Para Daniel Coquieri, especialista no setor criptoativo brasileiro, a criação de uma moeda digital impactará positivamente a economia do país, ainda mais em tempos de crise fiscal. “O sistema é muito mais barato para o Banco Central, do ponto de vista contábil, uma vez que os custos de imprimir dinheiro, tirar do papel e tantas outras etapas já seriam eliminados”, disse.
Em seu diagnóstico, a moeda digital também é mais acessível a todas as classes sociais do que o dinheiro em papel. “A moeda digital é democrática, porque aumenta a penetração de pessoas que não têm acesso aos serviços bancários ou que não estão envolvidas no mundo econômico”, afirmou.
Mas a iniciativa está longe de ser unanimidade. Para Daniel Cavagnari, coordenador do curso de criptomoedas da Uninter, a moeda digital “não teria nenhum impacto na economia”, e a possibilidade de sua criação “parece mais especulação” do governo. “A moeda digital não é algo que você lança e controla, ela precisa ser livre. Veja o bitcoin, quem é o dono? Não tem. Se tivesse, seria um problema”, observou.
Segundo o BC, “uma eventual moeda digital não faria concorrência ao real, mas seria uma nova forma de representação da atual moeda, tendo garantia do governo e estando sujeita à política monetária, tendo a circulação diminuída quando os juros sobem e elevada quando as taxas caem”.
Receita
É justamente por causa da natureza das criptomoedas que a Receita Federal decidiu que as operações com esse ativo devem ser informadas ao fisco. O órgão seguiu um movimento que tem se intensificado em vários países, após a constatação de que grupos estariam se utilizando do sistema para cometer crimes, como lavagem de dinheiro, sonegação e financiamento ao tráfico de armas e terrorismo.
Quando tomou a decisão de obrigar os contribuintes a declararem operações com criptomoeda, a Receita justificou que, como essas transações podem ser feitas à margem do sistema financeiro tradicional e em anonimato, quadrilhas estariam se aproveitando disso para praticar crimes.
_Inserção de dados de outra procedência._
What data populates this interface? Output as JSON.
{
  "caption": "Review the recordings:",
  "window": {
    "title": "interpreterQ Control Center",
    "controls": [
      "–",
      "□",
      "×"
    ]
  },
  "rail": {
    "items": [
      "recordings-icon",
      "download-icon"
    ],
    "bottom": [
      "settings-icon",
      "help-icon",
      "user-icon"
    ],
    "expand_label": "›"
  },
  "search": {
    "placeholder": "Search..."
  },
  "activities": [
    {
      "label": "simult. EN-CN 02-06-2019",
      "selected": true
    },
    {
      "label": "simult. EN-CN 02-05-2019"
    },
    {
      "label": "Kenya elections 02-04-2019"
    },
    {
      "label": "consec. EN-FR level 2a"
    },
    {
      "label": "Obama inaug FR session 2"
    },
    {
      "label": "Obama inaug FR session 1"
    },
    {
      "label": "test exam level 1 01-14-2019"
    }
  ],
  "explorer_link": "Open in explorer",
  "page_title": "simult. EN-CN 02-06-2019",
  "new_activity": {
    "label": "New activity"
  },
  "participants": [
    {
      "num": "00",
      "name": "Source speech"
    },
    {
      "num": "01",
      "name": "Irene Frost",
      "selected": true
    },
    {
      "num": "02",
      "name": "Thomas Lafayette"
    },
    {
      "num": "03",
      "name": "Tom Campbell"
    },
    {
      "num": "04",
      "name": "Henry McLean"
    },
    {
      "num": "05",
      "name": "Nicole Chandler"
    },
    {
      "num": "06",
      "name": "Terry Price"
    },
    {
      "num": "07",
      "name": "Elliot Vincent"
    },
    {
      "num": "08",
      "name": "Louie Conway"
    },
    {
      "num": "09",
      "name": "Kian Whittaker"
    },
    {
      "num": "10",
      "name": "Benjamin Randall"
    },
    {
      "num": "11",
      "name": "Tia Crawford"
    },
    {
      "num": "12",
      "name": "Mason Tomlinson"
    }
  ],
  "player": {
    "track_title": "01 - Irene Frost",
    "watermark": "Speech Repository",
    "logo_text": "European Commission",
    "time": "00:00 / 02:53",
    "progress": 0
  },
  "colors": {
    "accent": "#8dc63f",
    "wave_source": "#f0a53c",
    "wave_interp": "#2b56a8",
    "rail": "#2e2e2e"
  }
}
E exemplificou citando um caso famoso, ocorrido em 2017, de um ataque cibernético a hospitais britânicos que impediu a utilização dos computadores das instituições médicas. Para liberar o uso dos computadores, os hospitais foram forçados a pagar aos sequestradores virtuais um resgate com criptomoedas, por serem mais difíceis de rastrear.
A história das criptomoedas
Em 2008, nascia o bitcoin, a primeira moeda virtual descentralizada do mundo. O Bitcoin foi assinado na internet por Satoshi Nakamoto, um pseudônimo de alguém que até hoje não se conhece a identidade real. O objetivo era efetuar pagamentos on-line diretamente de uma pessoa a outra sem passar por uma instituição financeira. Quando nasceu, o bitcoin valia somente US$ 0,00076.
A moeda ganhou popularidade quando o banco americano chamado Lehman Brothers quebrou, após a crise mundial de 2008. Os meios de pagamentos tradicionais passaram a ser criticados pelo mundo por apenas “favorecer o enriquecimento de uma pequena elite branca”. Em outras palavras, o Bitcoin foi gerado por motivos políticos.
Em 2009, aconteceu a primeira transação entre duas contas. Durante anos, a moeda digital evoluiu longe do grande público e interessava apenas a investidores ou àqueles que queriam lavar dinheiro. Mas em 2013 cada bitcoin já superava os US$ 1.000, e, a partir de então, viu o valor explodir.
Segundo dados da Bloomberg, o ano de 2017 foi a virada-chave da criptomoeda, quando o seu valor passou de US$ 1 mil para quase US$ 20 mil. Hoje, um bitcoin vale cerca de R$ 187 mil.
Existem mais de 2 mil criptomoedas no mercado. O investimento, na avaliação de economistas, é de alto risco, devido à alta volatilidade. Mas, diferentemente das criptomoedas, a moeda digital que o BC está estudando criar seria regulamentada e garantida pela instituição.